I arrived at school one morning to a Chinese take-out box sitting on my desk in English class. Having attention drawn to me was not a favorite of mine. So, when I finally sat down, students around me were vocally curious. “Open it!” “What’s inside?” “Who left it?” Heat burned my neck. I’d have rather taken the box into the restroom and opened it there. But with the mini frenzy that was starting, I did what they wanted. And opened it.

Inside, was a clue written on an opened fortune cookie slip of paper. Since it’s been years (fifteen I think (dang)), I can’t remember what it said. But I do remember bemoaning the fact that this wasn’t over. The attention; the mystery; the inevitable question.

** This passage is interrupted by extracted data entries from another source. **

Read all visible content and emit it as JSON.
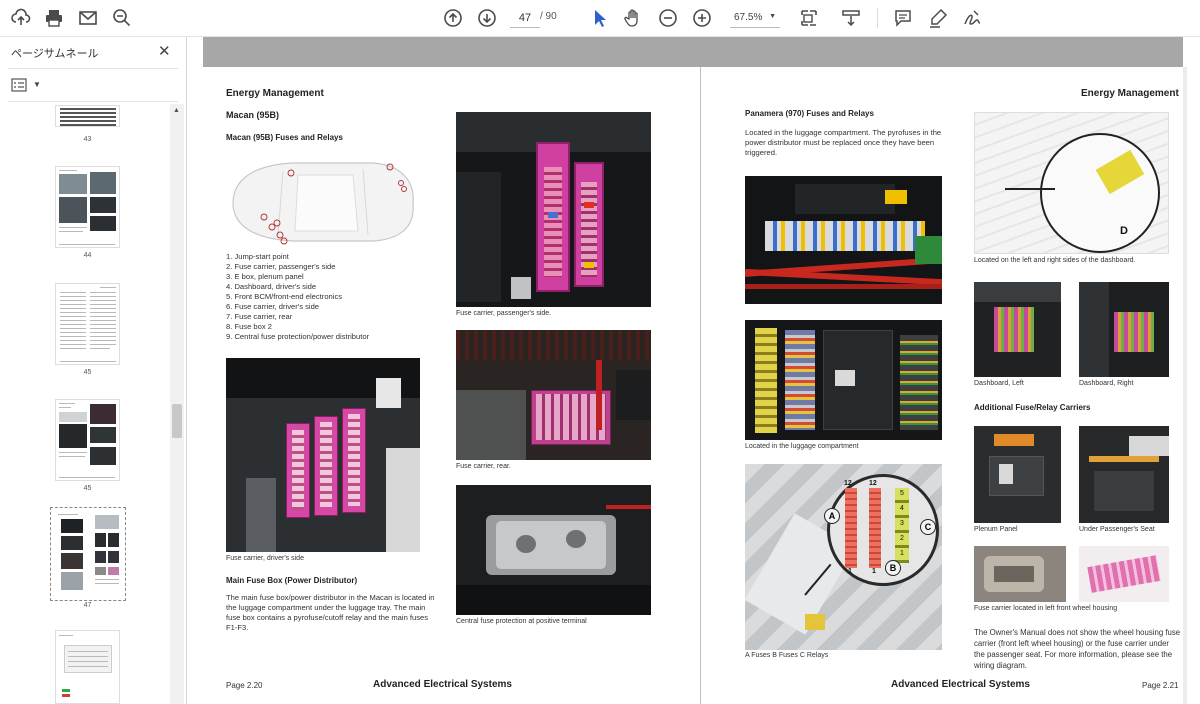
{
  "toolbar": {
    "page_current": "47",
    "page_total": "/ 90",
    "zoom": "67.5%",
    "icons": [
      "upload-icon",
      "print-icon",
      "email-icon",
      "search-icon",
      "page-up-icon",
      "page-down-icon",
      "select-cursor-icon",
      "hand-icon",
      "zoom-out-icon",
      "zoom-in-icon",
      "fit-page-icon",
      "scroll-mode-icon",
      "comment-icon",
      "highlight-icon",
      "sign-icon"
    ]
  },
  "sidebar": {
    "title": "ページサムネール",
    "thumbnails": [
      {
        "label": "43"
      },
      {
        "label": "44"
      },
      {
        "label": "45"
      },
      {
        "label": "45"
      },
      {
        "label": "47"
      }
    ]
  },
  "left_page": {
    "header": "Energy Management",
    "model": "Macan (95B)",
    "subtitle": "Macan (95B) Fuses and Relays",
    "list": [
      "1. Jump-start point",
      "2. Fuse carrier, passenger's side",
      "3. E box, plenum panel",
      "4. Dashboard, driver's side",
      "5. Front BCM/front-end electronics",
      "6. Fuse carrier, driver's side",
      "7. Fuse carrier, rear",
      "8. Fuse box 2",
      "9. Central fuse protection/power distributor"
    ],
    "captions": {
      "passenger": "Fuse carrier, passenger's side.",
      "rear": "Fuse carrier, rear.",
      "driver": "Fuse carrier, driver's side",
      "central": "Central fuse protection at positive terminal"
    },
    "main_fuse_title": "Main Fuse Box (Power Distributor)",
    "main_fuse_text": [
      "The main fuse box/power distributor in the Macan is located in",
      "the luggage compartment under the luggage tray. The main",
      "fuse box contains a pyrofuse/cutoff relay and the main fuses",
      "F1-F3."
    ],
    "footer_page": "Page 2.20",
    "footer_title": "Advanced Electrical Systems"
  },
  "right_page": {
    "header": "Energy Management",
    "subtitle": "Panamera (970) Fuses and Relays",
    "intro": [
      "Located in the luggage compartment. The pyrofuses in the",
      "power distributor must be replaced once they have been",
      "triggered."
    ],
    "captions": {
      "luggage": "Located in the luggage compartment",
      "abc": "A  Fuses    B  Fuses    C  Relays",
      "dashboard_sides": "Located on the left and right sides of the dashboard.",
      "dash_left": "Dashboard, Left",
      "dash_right": "Dashboard, Right",
      "plenum": "Plenum Panel",
      "under_seat": "Under Passenger's Seat",
      "wheel_housing": "Fuse carrier located in left front wheel housing"
    },
    "additional_title": "Additional Fuse/Relay Carriers",
    "owners_text": [
      "The Owner's Manual does not show the wheel housing fuse",
      "carrier (front left wheel housing) or the fuse carrier under",
      "the passenger seat. For more information, please see the",
      "wiring diagram."
    ],
    "diagram_labels": {
      "a": "A",
      "b": "B",
      "c": "C",
      "d": "D",
      "n12a": "12",
      "n12b": "12",
      "n1a": "1",
      "n1b": "1",
      "r5": "5",
      "r4": "4",
      "r3": "3",
      "r2": "2",
      "r1": "1"
    },
    "footer_page": "Page 2.21",
    "footer_title": "Advanced Electrical Systems"
  },
  "car_markers": [
    "1",
    "2",
    "3",
    "4",
    "5",
    "6",
    "7",
    "8",
    "9"
  ],
  "colors": {
    "accent": "#e040a0",
    "fuse_yellow": "#f0d000",
    "fuse_red": "#e03020",
    "fuse_blue": "#4a6fd0",
    "photo_dark": "#1e2124"
  }
}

Classes went on and more take-out boxes appeared on my desks. Inside each was a new clue. My anxiety grew with each box I collected. With each stare that focused on me. And with each thought of who was this from? I didn’t have admirers or a potential crush at the time. The mystery was killing me.

Finally, lunch was drawing to an end, and I was heading up the stairs of the science building. When coming down to meet me was my swing dance partner. The boy. The very nice, very sweet boy who I had only labeled as friend. There he was, standing there with a dozen red roses and a huge smile on his face.

I wanted to faint.

I shuffled towards him, feeling an overwhelming mixture of feelings. Embarrassment for sure. Here I was, soaking in the attention from all around the courtyard; faces, staring at me; expectantly waiting for me to answer his question.

Maybe someone with a more stabilized internal world, someone who didn’t tense up when embarrassed, someone who handled anxious situations well might have handled this sweet moment better. But I wasn’t that girl.

The memory of what happened next is a bit hazy. But I do remember washing that smile off his face with a quiet and gentle no. It was awful. Awful to put him through that. Awful for not being a more balanced person at the time. Awful for the questionable stares that followed after I retreated. Why, why would I have said no to such a sweet and grand effort?

Because. I was seventeen. Anxiety riddled. Affected by embarrassment. Introverted. And a dating newbie. Put that together with a grand, publicized gesture and you’ve got the worst case scenario. For me. And for the poor boy who asked me.

Today, I hope I would respond differently. Yes, I’m still easily embarrassed and an introvert; but with help and time, I’ve quieted my internal fears and anxieties, and have freed myself from the hold embarrassment has on me like it did back then.

And to the sweet boy who asked me to prom, you were a stand-up guy. No doubt you found your forever “prom date” who appreciated your grand gestures. Keep being you.